Results better than expected
PepsiCo’s worldwide chips and snacks sales grew 3 %, while soda’s (and drinks in general) grew 1 %, allowing turnover to grow 1 % to 21.1 billion dollars (some 15.4 billion euro).
Profit grew 5 % to 1.7 billion dollars (some 1.25 billion euro), largely because of the cost-cutting measures the company has started back in 2012 and which has to bring in a yearly benefit of 1 billion dollars. It seems to be working as profit soared above what analysts had expected, namely a profit of 1.6 billion dollars. The good news prompted the CEO, Nooyi, to extend the program to 2019, while it was supposed to end in 2014.
No spin-off for soda branch
Nelson Peltz, an activist investor, had urged PepsiCo to spin off the North American soda branch and analysts were eager to see how the group would react to this request, especially as sodas are in the eye of the storm because of health issues. Peltz also feels that PepsiCo should reform as a business, towards a snack giant focused on brands like Lay’s, Cheetos and Doritos.

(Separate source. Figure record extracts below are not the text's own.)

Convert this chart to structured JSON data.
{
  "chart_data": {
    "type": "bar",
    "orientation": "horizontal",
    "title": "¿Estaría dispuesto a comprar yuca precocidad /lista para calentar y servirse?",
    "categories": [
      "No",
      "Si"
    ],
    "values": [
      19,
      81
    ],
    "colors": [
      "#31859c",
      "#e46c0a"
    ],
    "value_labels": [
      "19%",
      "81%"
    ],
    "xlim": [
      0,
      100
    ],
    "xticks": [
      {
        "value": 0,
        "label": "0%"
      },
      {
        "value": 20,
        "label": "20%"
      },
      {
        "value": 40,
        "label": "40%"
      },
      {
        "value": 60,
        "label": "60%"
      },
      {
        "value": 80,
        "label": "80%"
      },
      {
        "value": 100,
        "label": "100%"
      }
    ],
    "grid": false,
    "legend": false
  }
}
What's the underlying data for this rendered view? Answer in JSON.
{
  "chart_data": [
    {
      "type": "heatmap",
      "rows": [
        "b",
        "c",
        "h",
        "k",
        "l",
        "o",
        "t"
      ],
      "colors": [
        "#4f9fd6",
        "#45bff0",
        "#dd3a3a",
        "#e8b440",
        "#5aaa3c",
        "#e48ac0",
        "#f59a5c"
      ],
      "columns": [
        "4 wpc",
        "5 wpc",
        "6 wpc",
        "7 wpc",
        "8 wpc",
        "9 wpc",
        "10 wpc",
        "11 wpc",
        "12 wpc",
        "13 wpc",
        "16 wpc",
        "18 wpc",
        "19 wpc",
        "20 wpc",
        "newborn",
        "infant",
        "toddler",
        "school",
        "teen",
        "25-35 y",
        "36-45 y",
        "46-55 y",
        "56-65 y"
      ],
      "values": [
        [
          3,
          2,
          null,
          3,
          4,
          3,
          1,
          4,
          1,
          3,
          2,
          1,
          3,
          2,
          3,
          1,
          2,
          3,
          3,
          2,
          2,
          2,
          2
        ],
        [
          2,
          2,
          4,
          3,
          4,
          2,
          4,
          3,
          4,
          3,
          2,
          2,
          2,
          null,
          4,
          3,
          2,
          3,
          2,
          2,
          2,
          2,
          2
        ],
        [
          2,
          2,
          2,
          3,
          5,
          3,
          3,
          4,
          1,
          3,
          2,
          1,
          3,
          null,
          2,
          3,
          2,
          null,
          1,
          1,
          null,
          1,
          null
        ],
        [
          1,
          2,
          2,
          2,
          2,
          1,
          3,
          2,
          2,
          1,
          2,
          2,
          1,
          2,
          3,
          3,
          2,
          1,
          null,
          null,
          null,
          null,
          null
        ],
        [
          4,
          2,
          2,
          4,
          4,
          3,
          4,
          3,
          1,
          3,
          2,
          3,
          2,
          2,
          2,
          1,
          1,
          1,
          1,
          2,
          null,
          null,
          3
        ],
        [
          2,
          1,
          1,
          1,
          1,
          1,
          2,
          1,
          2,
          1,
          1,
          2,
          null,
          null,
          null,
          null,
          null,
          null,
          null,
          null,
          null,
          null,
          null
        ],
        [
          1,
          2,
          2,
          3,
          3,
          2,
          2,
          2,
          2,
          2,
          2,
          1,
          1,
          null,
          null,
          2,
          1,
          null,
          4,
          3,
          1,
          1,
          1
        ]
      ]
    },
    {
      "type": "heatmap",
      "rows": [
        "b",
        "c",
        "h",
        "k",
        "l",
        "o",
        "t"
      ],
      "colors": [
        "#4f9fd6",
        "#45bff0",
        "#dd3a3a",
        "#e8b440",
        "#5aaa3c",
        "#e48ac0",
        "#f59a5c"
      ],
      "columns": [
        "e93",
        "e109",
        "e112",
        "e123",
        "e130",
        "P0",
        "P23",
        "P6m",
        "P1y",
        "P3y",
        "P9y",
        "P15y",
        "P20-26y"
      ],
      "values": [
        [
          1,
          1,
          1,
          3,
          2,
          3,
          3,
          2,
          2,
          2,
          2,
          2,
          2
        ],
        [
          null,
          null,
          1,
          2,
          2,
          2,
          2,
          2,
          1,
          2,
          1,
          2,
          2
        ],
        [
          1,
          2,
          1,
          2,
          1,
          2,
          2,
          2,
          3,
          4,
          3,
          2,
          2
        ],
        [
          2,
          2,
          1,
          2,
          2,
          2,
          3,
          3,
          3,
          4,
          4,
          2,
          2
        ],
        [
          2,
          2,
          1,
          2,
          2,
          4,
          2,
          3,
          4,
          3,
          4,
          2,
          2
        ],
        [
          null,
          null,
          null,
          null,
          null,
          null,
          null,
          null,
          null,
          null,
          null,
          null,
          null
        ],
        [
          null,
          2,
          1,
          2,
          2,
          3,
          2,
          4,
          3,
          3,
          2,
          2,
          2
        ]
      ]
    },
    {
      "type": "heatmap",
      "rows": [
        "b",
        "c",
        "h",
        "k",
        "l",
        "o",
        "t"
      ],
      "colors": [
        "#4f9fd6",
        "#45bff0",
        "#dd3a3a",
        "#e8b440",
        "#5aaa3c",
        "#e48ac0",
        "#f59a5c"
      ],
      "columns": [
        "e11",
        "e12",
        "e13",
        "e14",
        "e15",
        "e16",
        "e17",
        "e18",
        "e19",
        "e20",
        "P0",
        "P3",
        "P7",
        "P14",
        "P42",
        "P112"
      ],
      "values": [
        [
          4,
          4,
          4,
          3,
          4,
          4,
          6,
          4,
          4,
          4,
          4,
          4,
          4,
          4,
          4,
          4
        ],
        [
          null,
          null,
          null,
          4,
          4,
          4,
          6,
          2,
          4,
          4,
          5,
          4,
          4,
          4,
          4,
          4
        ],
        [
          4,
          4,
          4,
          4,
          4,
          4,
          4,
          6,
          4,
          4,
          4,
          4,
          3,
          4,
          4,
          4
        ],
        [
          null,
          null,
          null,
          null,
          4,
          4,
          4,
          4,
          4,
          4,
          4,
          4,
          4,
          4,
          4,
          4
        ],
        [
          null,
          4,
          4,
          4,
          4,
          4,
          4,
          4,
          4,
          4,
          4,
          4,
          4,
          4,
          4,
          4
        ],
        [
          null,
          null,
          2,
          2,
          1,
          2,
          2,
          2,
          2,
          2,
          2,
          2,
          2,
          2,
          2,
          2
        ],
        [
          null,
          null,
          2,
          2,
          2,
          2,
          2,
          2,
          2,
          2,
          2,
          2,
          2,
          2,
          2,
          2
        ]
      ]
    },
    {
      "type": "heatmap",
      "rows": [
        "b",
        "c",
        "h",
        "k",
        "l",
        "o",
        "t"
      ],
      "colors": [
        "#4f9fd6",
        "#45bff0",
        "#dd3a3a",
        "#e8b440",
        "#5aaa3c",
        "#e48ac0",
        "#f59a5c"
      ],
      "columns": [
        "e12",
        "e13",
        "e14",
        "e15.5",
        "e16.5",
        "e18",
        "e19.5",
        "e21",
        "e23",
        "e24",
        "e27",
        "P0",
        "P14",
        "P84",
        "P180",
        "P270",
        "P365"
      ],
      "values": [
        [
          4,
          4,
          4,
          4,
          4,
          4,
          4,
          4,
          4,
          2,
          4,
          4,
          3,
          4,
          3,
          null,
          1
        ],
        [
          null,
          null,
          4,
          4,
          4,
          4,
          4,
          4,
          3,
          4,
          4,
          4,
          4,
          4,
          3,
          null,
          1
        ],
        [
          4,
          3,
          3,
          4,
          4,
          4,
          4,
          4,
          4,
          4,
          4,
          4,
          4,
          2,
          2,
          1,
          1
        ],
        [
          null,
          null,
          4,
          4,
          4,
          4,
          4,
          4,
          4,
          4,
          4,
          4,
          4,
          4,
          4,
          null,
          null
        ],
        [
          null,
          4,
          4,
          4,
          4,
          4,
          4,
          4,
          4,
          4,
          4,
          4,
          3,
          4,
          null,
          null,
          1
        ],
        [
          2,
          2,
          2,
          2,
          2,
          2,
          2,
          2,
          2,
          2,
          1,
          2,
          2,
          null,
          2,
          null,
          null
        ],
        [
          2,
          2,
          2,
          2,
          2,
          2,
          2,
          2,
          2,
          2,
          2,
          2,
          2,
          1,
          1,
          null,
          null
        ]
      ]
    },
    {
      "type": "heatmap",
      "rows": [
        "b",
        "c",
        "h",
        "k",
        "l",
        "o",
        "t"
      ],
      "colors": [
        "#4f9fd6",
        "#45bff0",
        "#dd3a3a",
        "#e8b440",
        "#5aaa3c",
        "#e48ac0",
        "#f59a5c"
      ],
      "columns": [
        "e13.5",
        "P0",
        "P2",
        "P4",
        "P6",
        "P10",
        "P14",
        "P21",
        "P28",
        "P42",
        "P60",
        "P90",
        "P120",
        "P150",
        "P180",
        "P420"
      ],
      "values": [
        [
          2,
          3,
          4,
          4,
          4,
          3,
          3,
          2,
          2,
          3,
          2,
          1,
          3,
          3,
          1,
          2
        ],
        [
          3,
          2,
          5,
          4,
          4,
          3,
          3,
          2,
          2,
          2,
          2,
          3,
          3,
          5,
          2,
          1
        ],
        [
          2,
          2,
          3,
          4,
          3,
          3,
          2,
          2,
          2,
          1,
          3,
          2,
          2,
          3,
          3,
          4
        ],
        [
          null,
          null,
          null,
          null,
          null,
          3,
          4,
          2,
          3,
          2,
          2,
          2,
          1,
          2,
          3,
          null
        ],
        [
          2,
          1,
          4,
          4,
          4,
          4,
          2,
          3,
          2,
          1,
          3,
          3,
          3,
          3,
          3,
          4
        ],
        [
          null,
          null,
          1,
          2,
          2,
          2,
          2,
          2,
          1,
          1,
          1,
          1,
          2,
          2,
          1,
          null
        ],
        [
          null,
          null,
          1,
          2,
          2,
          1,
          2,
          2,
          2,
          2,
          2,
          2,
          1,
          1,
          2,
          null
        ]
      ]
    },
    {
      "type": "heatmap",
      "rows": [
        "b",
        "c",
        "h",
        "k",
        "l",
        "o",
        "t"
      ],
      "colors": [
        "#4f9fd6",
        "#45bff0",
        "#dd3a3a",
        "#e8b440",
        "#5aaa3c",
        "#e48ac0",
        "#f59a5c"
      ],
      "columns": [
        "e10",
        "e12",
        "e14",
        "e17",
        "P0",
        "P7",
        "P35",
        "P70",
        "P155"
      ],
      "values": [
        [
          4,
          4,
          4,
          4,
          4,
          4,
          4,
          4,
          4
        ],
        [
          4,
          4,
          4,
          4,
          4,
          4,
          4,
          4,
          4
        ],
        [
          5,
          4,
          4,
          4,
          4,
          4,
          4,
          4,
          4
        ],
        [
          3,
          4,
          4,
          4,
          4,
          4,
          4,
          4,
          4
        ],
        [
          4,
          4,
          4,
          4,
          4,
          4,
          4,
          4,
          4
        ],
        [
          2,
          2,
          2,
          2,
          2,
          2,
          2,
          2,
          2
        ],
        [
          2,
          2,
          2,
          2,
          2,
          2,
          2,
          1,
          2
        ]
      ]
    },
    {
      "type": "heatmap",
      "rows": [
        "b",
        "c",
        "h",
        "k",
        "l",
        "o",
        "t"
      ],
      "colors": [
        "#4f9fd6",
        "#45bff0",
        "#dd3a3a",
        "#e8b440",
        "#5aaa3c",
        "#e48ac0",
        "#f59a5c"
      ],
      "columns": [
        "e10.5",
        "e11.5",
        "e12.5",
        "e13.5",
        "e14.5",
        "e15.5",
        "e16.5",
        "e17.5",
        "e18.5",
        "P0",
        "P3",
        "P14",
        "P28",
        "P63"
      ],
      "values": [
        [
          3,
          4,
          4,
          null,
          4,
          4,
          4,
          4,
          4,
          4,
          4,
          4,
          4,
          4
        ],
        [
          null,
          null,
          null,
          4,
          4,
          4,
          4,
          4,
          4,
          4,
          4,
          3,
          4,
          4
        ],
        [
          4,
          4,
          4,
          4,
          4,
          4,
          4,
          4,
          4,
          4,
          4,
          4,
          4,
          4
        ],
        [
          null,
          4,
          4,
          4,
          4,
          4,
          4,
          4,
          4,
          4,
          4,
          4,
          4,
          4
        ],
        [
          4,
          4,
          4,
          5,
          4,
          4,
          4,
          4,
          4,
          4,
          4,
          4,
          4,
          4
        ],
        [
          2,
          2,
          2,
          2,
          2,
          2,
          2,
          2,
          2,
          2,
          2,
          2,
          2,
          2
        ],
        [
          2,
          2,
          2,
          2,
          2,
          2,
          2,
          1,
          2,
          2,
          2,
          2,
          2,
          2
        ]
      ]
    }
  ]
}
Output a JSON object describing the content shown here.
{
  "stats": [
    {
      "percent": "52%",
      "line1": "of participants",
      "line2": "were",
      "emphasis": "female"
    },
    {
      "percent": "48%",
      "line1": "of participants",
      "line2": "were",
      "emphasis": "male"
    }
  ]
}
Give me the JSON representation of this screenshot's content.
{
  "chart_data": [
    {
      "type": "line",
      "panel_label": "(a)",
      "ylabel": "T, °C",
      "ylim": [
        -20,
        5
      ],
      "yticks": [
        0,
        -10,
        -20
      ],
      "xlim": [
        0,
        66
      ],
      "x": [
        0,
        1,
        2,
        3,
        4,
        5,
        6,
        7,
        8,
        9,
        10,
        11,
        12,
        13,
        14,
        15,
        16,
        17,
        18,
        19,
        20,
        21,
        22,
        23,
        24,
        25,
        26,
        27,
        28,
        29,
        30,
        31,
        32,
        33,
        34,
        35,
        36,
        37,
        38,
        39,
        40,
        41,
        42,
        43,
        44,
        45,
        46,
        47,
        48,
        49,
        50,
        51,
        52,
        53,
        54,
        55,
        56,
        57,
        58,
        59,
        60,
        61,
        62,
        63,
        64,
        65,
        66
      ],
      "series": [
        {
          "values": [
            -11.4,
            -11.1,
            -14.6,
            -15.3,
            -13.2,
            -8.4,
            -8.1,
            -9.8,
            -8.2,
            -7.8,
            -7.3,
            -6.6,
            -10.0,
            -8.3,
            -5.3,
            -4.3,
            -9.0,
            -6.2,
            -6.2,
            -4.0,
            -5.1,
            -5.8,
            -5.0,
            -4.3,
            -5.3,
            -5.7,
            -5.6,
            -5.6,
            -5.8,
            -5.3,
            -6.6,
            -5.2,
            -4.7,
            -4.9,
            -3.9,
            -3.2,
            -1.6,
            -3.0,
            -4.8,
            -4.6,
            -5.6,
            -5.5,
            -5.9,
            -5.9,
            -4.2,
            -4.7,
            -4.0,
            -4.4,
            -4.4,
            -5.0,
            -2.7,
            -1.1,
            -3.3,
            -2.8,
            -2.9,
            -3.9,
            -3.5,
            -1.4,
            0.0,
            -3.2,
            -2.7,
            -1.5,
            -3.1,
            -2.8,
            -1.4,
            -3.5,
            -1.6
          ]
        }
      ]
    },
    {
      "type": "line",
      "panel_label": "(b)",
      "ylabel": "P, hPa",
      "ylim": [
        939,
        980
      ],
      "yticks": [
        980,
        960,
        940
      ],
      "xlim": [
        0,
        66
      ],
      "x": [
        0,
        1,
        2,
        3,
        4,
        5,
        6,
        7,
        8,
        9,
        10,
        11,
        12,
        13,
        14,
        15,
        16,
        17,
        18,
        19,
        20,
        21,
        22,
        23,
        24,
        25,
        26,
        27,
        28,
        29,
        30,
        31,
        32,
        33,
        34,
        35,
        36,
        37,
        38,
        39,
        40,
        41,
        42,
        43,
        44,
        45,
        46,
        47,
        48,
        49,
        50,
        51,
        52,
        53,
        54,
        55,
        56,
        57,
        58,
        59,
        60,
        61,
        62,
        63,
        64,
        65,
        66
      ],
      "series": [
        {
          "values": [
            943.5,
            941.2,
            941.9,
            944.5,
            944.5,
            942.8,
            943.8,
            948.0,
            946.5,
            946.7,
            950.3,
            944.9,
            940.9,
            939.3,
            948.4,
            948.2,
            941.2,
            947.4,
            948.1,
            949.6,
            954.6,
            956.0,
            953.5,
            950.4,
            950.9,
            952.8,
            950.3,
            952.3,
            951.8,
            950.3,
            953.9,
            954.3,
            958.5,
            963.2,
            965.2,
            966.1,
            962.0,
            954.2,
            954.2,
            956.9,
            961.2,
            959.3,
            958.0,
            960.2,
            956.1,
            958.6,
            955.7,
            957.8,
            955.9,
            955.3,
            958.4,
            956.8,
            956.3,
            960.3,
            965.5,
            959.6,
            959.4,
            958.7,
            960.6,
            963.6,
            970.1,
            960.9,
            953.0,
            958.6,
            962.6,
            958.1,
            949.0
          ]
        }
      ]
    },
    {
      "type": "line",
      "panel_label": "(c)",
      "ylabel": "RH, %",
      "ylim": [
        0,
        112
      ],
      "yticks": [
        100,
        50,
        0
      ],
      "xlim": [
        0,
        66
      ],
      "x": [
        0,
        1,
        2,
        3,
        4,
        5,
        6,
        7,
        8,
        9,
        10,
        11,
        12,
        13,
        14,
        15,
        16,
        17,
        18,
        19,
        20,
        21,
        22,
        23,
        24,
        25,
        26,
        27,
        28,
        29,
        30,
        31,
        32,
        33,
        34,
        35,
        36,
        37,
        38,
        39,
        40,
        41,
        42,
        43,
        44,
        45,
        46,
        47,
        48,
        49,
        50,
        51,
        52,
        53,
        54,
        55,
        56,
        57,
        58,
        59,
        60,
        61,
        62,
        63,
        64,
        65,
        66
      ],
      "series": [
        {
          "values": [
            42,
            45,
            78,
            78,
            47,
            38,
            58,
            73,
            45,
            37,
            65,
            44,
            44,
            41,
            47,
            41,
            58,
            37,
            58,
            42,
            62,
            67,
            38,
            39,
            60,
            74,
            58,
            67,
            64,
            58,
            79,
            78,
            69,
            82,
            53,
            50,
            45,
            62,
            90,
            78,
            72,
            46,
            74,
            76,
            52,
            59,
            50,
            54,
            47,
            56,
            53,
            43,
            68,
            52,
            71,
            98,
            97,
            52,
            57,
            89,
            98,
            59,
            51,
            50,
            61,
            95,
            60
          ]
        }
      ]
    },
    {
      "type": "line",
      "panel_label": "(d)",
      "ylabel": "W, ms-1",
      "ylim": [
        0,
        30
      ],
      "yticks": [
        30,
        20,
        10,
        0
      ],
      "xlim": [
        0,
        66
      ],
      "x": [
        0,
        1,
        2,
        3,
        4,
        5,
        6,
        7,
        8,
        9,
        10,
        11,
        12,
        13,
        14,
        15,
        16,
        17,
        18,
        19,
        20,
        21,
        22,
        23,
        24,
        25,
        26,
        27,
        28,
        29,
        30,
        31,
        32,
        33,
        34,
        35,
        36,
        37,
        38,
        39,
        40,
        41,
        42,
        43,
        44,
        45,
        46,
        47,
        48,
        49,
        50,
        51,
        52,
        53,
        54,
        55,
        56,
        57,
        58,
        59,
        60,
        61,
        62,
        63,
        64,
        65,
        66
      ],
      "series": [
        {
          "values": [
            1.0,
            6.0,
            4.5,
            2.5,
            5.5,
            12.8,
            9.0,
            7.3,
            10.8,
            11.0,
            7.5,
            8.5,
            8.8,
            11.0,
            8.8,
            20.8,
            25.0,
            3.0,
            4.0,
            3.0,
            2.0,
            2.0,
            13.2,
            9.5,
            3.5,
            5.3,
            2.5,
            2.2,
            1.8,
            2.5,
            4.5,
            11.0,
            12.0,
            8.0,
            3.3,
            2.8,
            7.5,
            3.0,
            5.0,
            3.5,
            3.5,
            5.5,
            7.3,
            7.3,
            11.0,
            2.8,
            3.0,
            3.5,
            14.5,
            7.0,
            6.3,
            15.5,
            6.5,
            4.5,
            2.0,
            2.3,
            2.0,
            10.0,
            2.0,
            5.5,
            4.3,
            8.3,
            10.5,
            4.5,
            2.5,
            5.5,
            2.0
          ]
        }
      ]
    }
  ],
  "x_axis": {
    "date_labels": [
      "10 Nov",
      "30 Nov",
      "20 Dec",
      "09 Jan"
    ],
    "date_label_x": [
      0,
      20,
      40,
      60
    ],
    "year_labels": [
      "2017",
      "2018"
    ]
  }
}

The quarterly numbers back up his argument as North American soda sales dropped 2 %, while snacks grew 3 %, while Europe dropped 2 % in soda sales and grew 2 % in snack sales. CEO Indra Nooyi however stated there would be no spin-off: “Decoupling our beverage and snack businesses in North America would significantly reduce our relevance to our customers” and would diminish PepsiCo’s position as a prime supplier to distribution.
PepsiCo, the group owning Pepsi, Gatorade, Tropicana, Lay’s, Doritos and Quaker Oats, still managed to appease shareholders with dividends 15 % higher than anticipated and an increased share repurchase program in 2015, worth 5 billion dollars.